Plus je t’ai attendu plus je te désire et plus il serait naturel et juste que tu vinsses, n’est-ce pas mon adoré ? Eh bien c’est tout le contraire, plus je suis longtemps sans te voir, plus je souffre, plus je te souhaite et moins tu viens. Ce n’est pas ta faute, c’est la faute du guignon et de mon cœur car il est de moitié au moins dans l’espèce de torture que je m’inflige tous les jours. Il est clair que si je ne t’aimais pas avec toute l’ardeur et toute l’impatience de la passion, je trouverais que le jour et la nuit ne font que 24 heures et non pas un siècle. Enfin c’est comme ça et tous les raisonnements du monde ne me feront rien tant que je te désirerai dans l’absence et dans la solitude. Ne te fâchea pas d’être trop aimé c’est tout ce que je te demande.
Je voudrais, mon adoré, que tu pensassesb à m’apporter à copier ce soir.
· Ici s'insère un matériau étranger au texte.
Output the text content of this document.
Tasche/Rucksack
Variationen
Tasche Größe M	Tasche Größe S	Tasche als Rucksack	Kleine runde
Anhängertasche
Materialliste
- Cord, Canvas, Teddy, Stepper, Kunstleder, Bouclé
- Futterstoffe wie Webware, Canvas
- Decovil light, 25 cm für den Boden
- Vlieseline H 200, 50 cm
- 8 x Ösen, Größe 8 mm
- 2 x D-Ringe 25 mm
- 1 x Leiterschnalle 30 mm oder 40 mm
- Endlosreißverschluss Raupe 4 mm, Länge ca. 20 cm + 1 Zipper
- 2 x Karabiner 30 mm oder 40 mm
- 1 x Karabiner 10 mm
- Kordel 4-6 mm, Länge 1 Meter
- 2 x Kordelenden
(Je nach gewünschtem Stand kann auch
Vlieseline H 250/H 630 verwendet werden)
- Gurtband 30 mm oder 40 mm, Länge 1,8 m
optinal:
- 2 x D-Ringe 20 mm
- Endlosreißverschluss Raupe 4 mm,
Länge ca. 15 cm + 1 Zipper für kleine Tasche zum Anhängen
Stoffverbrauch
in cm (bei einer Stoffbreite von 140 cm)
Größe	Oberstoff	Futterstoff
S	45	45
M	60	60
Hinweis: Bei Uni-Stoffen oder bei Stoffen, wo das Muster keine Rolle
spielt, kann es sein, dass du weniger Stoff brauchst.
La lecture me consume dans ce moment-ci surtout j’aurais besoin d’une distraction en même temps que d’une occupation. Je souffre, je suis irritable et je m’ennuie. Non pas de l’ennui qui fait bailler, mais de celui qui fait que la vie vous pèse et qu’on trouverait fort doux de s’en débarrasser pour moins qu’une épingle. Tâche de penser à m’apporter l’autre album ou le 1er acte de ta pièce [2], peu m’importe, pourvu que ce soit de ta chère petite écriture et de tes divines pensées ; je ne suis pas difficile sur le choix, tout m’est bon pourvu que ce soit de toi. Baise-moi, mon Toto chéri, et pense que je t’ai vu un quart d’heure sur 24, ce n’est pas assez.

Juliette

BnF, Mss, NAF, 16341, f. 68-69
Transcription de Chantal Brière
[Massin]

a) « fâches ».
b) « pensasse ».

Notes

[1« L’époque » désigne parfois, sous la plume de Juliette, les règles, qui la font souvent souffrir.

[2Vraisemblablement un album du voyage au Rhin de l’automne précédent, évoqué de nouveau dans la lettre du 20 janvier. Hugo tarde à finir Les Jumeaux, dont il a interrompu la rédaction en août, et qu’il n’achèvera jamais.